The International Public Sector Accounting Standards (IPSAS) have been adopted by several countries to improve public sector financial management, particularly in the areas of transparency, accountability, and sustainability. In Nigeria, the implementation of IPSAS has been viewed as a crucial step toward modernizing public financial management, ensuring more effective governance, and enhancing the transparency of public sector finances. The standards require governments to adopt accrual-based accounting, which provides a more accurate reflection of financial positions, including liabilities, assets, and net worth. By improving the financial reporting of public institutions, IPSAS is expected to enhance financial sustainability by ensuring that public funds are used efficiently and effectively. However, despite these advantages, there are concerns about the extent to which IPSAS adoption will lead to actual improvements in financial sustainability, given Nigeria’s unique financial and governance challenges. This study aims to examine the relationship between IPSAS implementation and the financial sustainability of Nigeria’s public sector.

Statement of the Problem

While the adoption of IPSAS is a step towards modernizing Nigeria’s public financial management systems, questions remain about its effectiveness in ensuring financial sustainability. The shift from cash-based accounting to accrual accounting requires significant adjustments in terms of systems, capacity, and understanding. Despite the potential benefits, there is limited empirical evidence to show how IPSAS adoption affects long-term financial sustainability within Nigeria’s public sector. The implementation challenges and the lack of adequate infrastructure may hinder the full benefits of IPSAS adoption.

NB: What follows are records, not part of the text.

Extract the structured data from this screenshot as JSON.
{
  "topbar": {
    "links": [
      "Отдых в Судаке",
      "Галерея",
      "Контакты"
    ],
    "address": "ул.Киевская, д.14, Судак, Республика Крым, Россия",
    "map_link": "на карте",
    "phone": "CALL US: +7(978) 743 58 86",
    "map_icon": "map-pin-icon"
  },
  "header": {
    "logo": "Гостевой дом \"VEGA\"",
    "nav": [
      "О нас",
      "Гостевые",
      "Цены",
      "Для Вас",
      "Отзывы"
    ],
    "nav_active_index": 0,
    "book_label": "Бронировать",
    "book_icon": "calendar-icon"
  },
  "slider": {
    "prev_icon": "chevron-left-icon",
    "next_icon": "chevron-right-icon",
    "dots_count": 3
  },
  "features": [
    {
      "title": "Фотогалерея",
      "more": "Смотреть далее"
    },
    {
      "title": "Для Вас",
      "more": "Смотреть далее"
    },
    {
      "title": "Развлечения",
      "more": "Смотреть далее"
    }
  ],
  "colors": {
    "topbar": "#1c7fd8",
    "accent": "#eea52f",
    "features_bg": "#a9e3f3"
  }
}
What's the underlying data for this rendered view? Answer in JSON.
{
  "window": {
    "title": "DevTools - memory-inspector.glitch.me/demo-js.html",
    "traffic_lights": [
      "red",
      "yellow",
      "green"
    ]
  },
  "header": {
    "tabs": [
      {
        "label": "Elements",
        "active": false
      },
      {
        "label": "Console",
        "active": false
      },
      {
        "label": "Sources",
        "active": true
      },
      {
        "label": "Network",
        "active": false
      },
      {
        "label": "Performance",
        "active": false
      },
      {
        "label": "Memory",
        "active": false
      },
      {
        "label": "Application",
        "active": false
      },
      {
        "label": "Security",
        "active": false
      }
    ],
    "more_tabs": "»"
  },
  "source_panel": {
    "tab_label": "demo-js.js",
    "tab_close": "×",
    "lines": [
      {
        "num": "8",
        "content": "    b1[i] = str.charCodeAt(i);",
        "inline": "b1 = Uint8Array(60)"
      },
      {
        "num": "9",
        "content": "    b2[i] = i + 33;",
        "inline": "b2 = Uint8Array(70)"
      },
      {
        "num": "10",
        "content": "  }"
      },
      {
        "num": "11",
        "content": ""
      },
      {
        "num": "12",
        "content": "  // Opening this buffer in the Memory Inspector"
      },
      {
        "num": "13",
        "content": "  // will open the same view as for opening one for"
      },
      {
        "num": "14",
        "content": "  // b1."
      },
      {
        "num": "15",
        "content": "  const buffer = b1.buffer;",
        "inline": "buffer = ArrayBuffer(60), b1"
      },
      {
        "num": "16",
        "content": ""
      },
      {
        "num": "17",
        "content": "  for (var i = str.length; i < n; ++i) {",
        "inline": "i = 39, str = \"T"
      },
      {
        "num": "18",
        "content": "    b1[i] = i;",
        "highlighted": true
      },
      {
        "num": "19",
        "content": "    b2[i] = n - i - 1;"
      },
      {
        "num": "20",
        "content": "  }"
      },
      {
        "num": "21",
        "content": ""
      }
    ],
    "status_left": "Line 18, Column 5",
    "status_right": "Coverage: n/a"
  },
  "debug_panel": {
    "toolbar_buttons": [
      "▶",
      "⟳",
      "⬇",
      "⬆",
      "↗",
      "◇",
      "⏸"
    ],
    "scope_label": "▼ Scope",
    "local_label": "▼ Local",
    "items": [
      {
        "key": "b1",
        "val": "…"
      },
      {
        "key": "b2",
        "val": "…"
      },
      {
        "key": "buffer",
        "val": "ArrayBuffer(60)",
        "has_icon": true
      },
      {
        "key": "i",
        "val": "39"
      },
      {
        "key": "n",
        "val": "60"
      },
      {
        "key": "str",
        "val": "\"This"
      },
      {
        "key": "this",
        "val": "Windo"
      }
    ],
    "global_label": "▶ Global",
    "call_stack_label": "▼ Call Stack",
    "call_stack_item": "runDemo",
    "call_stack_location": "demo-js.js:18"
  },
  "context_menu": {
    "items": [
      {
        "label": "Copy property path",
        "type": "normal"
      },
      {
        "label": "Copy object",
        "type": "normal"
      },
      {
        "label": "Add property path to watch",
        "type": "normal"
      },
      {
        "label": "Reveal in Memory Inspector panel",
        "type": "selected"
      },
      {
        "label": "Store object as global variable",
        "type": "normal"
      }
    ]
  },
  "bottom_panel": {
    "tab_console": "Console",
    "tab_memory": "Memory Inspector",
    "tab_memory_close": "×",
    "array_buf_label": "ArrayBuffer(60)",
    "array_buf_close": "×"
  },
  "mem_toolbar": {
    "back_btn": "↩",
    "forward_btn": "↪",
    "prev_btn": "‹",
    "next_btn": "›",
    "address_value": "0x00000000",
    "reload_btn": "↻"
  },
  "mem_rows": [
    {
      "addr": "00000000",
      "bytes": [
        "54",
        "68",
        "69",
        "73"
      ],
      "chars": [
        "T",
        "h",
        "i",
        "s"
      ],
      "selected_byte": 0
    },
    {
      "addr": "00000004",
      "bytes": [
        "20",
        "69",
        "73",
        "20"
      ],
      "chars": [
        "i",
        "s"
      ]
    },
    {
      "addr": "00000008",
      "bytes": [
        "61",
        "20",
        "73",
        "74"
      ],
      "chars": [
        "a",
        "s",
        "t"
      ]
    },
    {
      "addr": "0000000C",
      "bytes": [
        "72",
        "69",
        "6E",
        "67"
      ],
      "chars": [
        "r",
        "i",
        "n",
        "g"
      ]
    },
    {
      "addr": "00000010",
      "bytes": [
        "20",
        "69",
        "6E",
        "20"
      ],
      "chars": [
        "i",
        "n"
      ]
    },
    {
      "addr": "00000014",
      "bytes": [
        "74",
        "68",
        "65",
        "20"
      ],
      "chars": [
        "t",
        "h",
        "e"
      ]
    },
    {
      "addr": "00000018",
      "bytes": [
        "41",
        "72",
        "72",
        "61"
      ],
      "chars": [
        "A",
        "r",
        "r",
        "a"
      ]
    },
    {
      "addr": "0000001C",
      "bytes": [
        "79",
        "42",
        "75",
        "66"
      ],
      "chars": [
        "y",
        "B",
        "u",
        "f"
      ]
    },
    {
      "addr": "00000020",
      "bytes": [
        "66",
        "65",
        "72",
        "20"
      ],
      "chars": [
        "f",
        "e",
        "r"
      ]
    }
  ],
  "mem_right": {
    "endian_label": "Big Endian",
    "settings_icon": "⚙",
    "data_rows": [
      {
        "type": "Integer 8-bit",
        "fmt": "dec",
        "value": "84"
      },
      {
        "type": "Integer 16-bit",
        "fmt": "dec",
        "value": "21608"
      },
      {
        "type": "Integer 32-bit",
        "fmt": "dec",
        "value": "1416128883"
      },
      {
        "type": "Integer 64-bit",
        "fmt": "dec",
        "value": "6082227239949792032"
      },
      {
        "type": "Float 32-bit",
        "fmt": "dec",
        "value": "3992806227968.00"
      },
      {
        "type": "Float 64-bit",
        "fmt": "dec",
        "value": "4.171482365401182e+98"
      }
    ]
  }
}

Aim and Objectives of the Study

Aim:
To investigate the impact of IPSAS adoption on the financial sustainability of Nigeria’s public sector.

Objectives:

To assess the relationship between IPSAS adoption and the financial sustainability of Nigerian public sector entities.

To identify the challenges faced by Nigerian public sector institutions in implementing IPSAS.

To evaluate how IPSAS adoption influences the transparency and accountability of public sector financial management in Nigeria.

Research Questions

How does IPSAS adoption affect the financial sustainability of Nigeria’s public sector?

What are the key challenges faced by Nigerian public sector entities in implementing IPSAS?

How does IPSAS adoption enhance the transparency and accountability of public sector financial management in Nigeria?

Research Hypotheses

IPSAS adoption has a significant positive impact on the financial sustainability of Nigeria’s public sector.

Nigerian public sector entities face significant challenges in implementing IPSAS.

IPSAS adoption enhances the transparency and accountability of public sector financial management in Nigeria.

Significance of the Study

This study is significant as it will contribute to a deeper understanding of the impact of IPSAS on financial sustainability in the Nigerian public sector. It will provide insights for policymakers, accountants, and financial managers in public sector institutions, offering a foundation for improving financial sustainability and governance.

Scope and Limitation of the Study

The study will focus on government entities in Nigeria that have adopted IPSAS. Limitations include the challenges associated with accessing full financial data from government sources and the ongoing nature of IPSAS implementation.

Definition of Terms

IPSAS: International Public Sector Accounting Standards, a set of accounting guidelines for the public sector.

Financial Sustainability: The ability of the public sector to meet its financial obligations over the long term without resorting to excessive borrowing or financial mismanagement.

Accrual Accounting: An accounting method that records financial transactions when they occur rather than when cash is exchanged.